Okay, may be you're still wracked with decision paralysis. If you were to ask me which one to use to start off your journey into the world of programming, and I'm sure I'll draw the ire of a few people, I would have to go with Python. Why? A couple of reasons.
The first is the tool chain, so to speak. I don't believe the journey to programming should start off with the entire process of building the program. It's nice to know, but anything that gets in the way of the person jumping right into coding adds resistance. They likely just want to code and see results right away which is encouraging and can build even more curiosity. While you can select another language that has an IDE, those can be quite intimidating to tread through. You could argue "if they get into programming, they should be using industry standard tools to leverage the experience if they want to make this into a job", okay. But that's like telling a kid who's interested in cinematography to start with a $30,000 RED camera so they can get experience on the industry standard, not their smartphone because "who makes serious professional films using a smart phone?"

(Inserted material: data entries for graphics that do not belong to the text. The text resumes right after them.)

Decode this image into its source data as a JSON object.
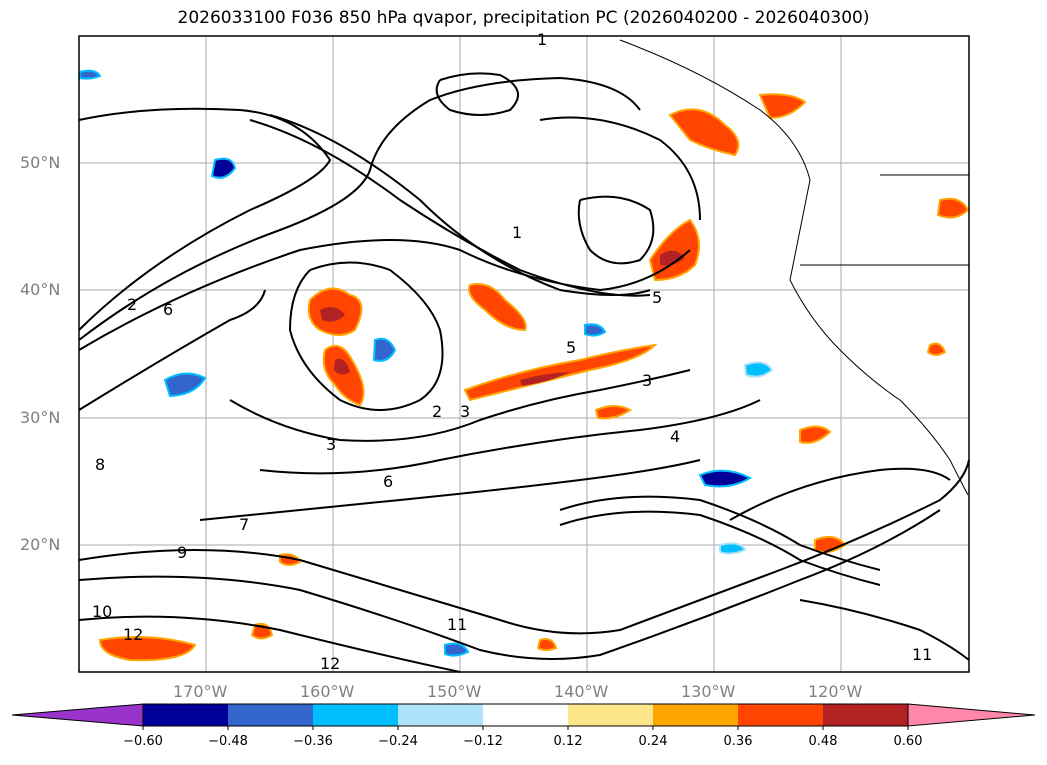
{
  "title": "2026033100 F036 850 hPa qvapor, precipitation PC (2026040200 - 2026040300)",
  "map": {
    "lat_labels": [
      "50°N",
      "40°N",
      "30°N",
      "20°N"
    ],
    "lon_labels": [
      "170°W",
      "160°W",
      "150°W",
      "140°W",
      "130°W",
      "120°W"
    ],
    "contour_labels": [
      "1",
      "1",
      "2",
      "2",
      "3",
      "3",
      "3",
      "4",
      "5",
      "5",
      "6",
      "6",
      "7",
      "8",
      "9",
      "10",
      "11",
      "11",
      "12",
      "12"
    ]
  },
  "colorbar": {
    "colors": [
      "#9933cc",
      "#000099",
      "#3366cc",
      "#00bfff",
      "#aee2fa",
      "#ffffff",
      "#fde68a",
      "#ffa500",
      "#ff4500",
      "#b22222",
      "#ff88aa"
    ],
    "tick_labels": [
      "−0.60",
      "−0.48",
      "−0.36",
      "−0.24",
      "−0.12",
      "0.12",
      "0.24",
      "0.36",
      "0.48",
      "0.60"
    ]
  }
}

I digress though. So what makes Python's tool chain great for beginners? To start, it has an interpreter. This makes it much quicker to jump into programming than say using C. If all you want to do is print the standard "Hello World!", this is literally what you have to do in Python:
- Open a command line
- Type in python to start the interpreter
- Type in print("Hello world!") in the prompt
Doing the same thing in C would easily take twice as many steps. Whether you think so or not, this can be intimidating for some people. And if you go "well if this intimidates them, then they shouldn't be programming." Well going back to the cinematography example, if buying a $30,000 RED camera is intimidating or even getting something like a beefy computer with one of the widely used video editing software, should they stop pursuing their dreams?
And when you're ready to move onto making Python files, you don't need to do anything different. It's just invoking python and the file in question.
Secondly Python's multi-paradigm flexibility allows you to adjust how you want to code. You can start off being procedural which I argue is quite intuitive. If you want to do object oriented programming (OOP), Python supports that. You can group functionality into modules. There's no memory management to think about. Data types, while important to know, don't have to be explicitly defined. When I started working with Python, I was surprised how easy it was to work with and get something done.
However, Python isn't a perfect language. No language is. It has its downsides as well
- Python is an interpreted language. So if performance is your goal, Python isn't for you. However, I'd argue while the pursuit of performance is fine, prove your app works before making performance your goal.
- While Python doesn't require you to explicitly say what a variable is (known as dynamic typing), it can cause some trip-ups if you're not careful at best and you may not even know what type of data the variable is supposed to handle at worst (though if you need to, just have Python spit out the variable's type). And since Python doesn't check the data type until the script is running, you may run into issues where you're trying to do something with two different data types, like adding a number to a string, and the thing throws an error and stops as a result.
- The way Python handles certain OOP concepts is not intuitive, but I'd argue you shouldn't be touching OOP until you've done some reasonably complex apps.
But to get the basics down, Python offers a fairly low bar of entry. And once you have the basics down, then you can move onto more advanced topics and other languages.
At the end of the day though: The language doesn't matter, what's important is to know the basics that programming in general requires. However, if you have a goal in mind of what applications you want to do, it might be better to start learning the languages used in that field first.